Chief Angus said it was regrettable despite international efforts to stamp out slavery, it was still very pervasive and racism was still a global scourge. “It is very important that we address it (slavery) now. It is appearing in so many forms now. It is gathering momentum. It looks as if the world does not even want to know. At the forefront of it is just the quest for money. We still have human trafficking, child labour and multinationals that unwittingly are practicing slave trade. Everything is about money”, Chief Chukuemeka emphasised. He was categorically the world had to sit up, take notice and end all forms of modern day slavery and slave trade.
Speaking earlier, Dr Richard Benjamin, head of the Liverpool International Slavery Museum said it was necessary that more people attend the annual remembrance commemorations. He thanked Chief Chukuemeka for accepting to carry out the libations ceremony (for the 14th time in a row), an appeasement to black ancestors to forgive those who wronged them so badly during slavery and slave trade.

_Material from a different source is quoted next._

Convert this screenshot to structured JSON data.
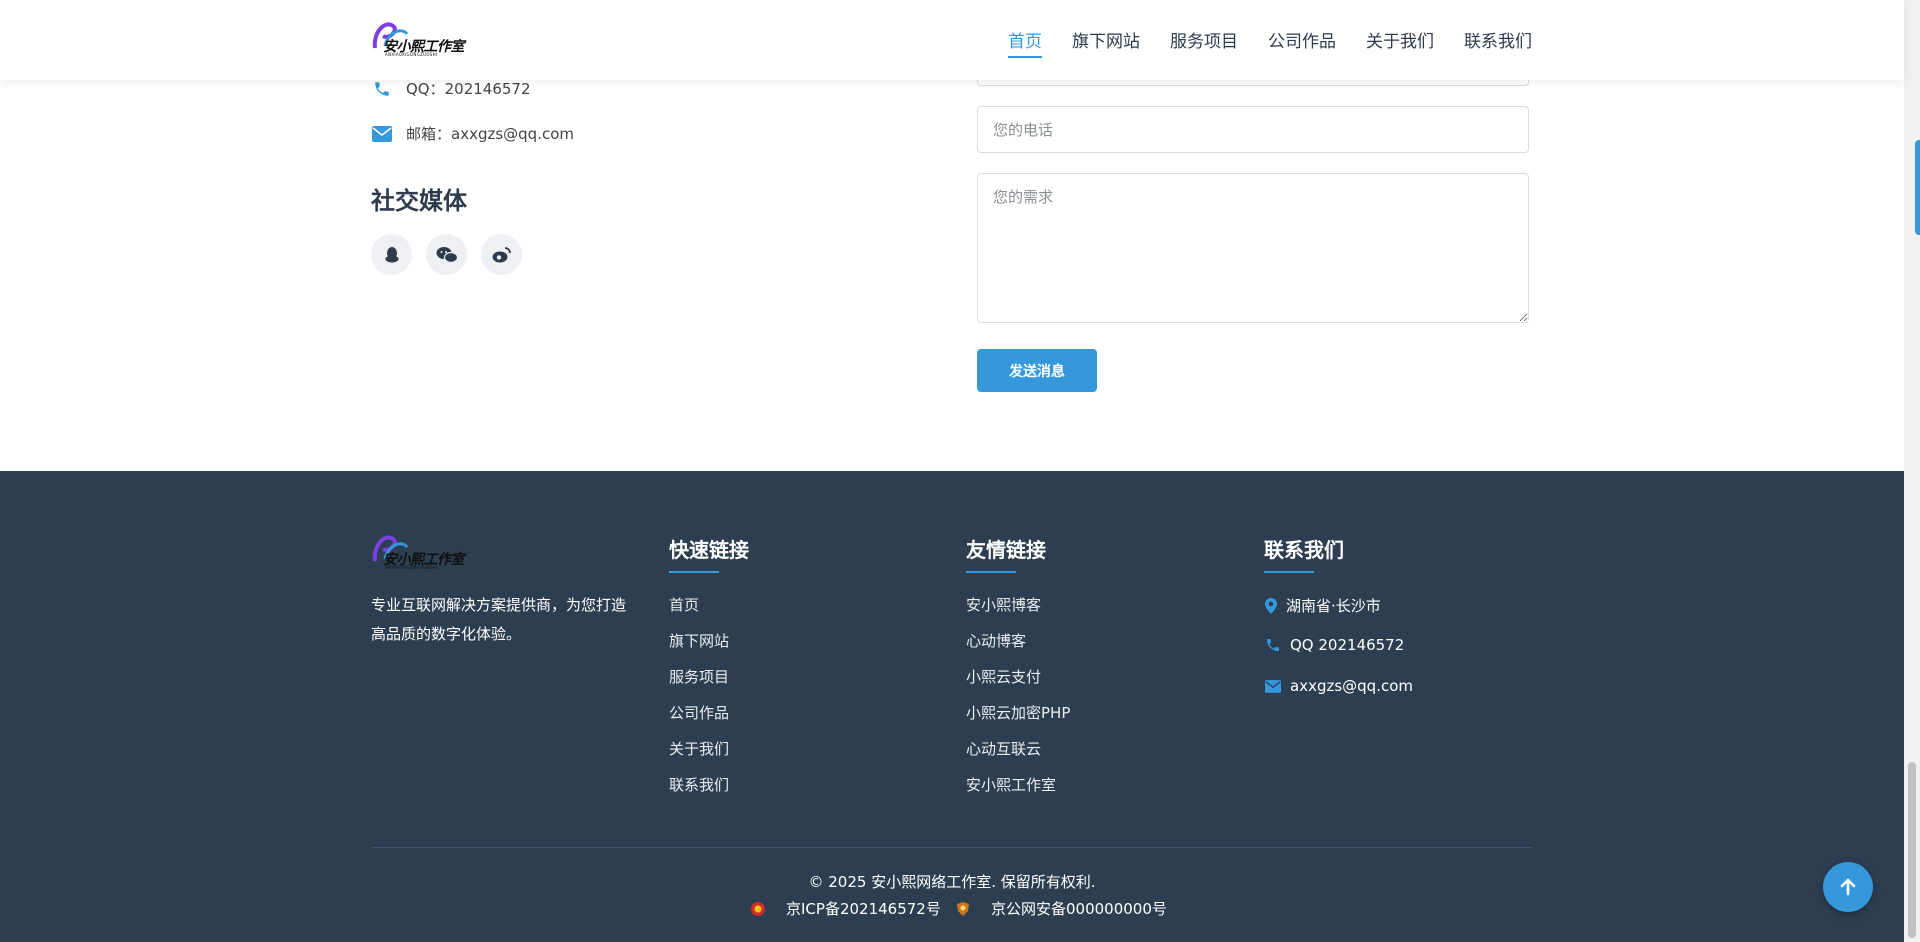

In traditional Igbo style, kolanuts were broken and shared and Chief Chukuemeka did the traditional libations in his igbo language. For the first time ever, local Liverpool distilled whisky was used for the libations as Chief Chukuemeka carried out various incantations to appease the spirits of enslaved ancestors. Wreaths and flowers were then thrown into the Albert dockyard waters in honour of death black ancestors.
As is the case each year, the libations were preceded by a colourful march through Church Street in Liverpool One to the Albert Dockyards. Hundreds of people followed the drum beating and noisy proceedings through Liverpool City Centre.
Another commemorative festivity will take place on August 23 2018.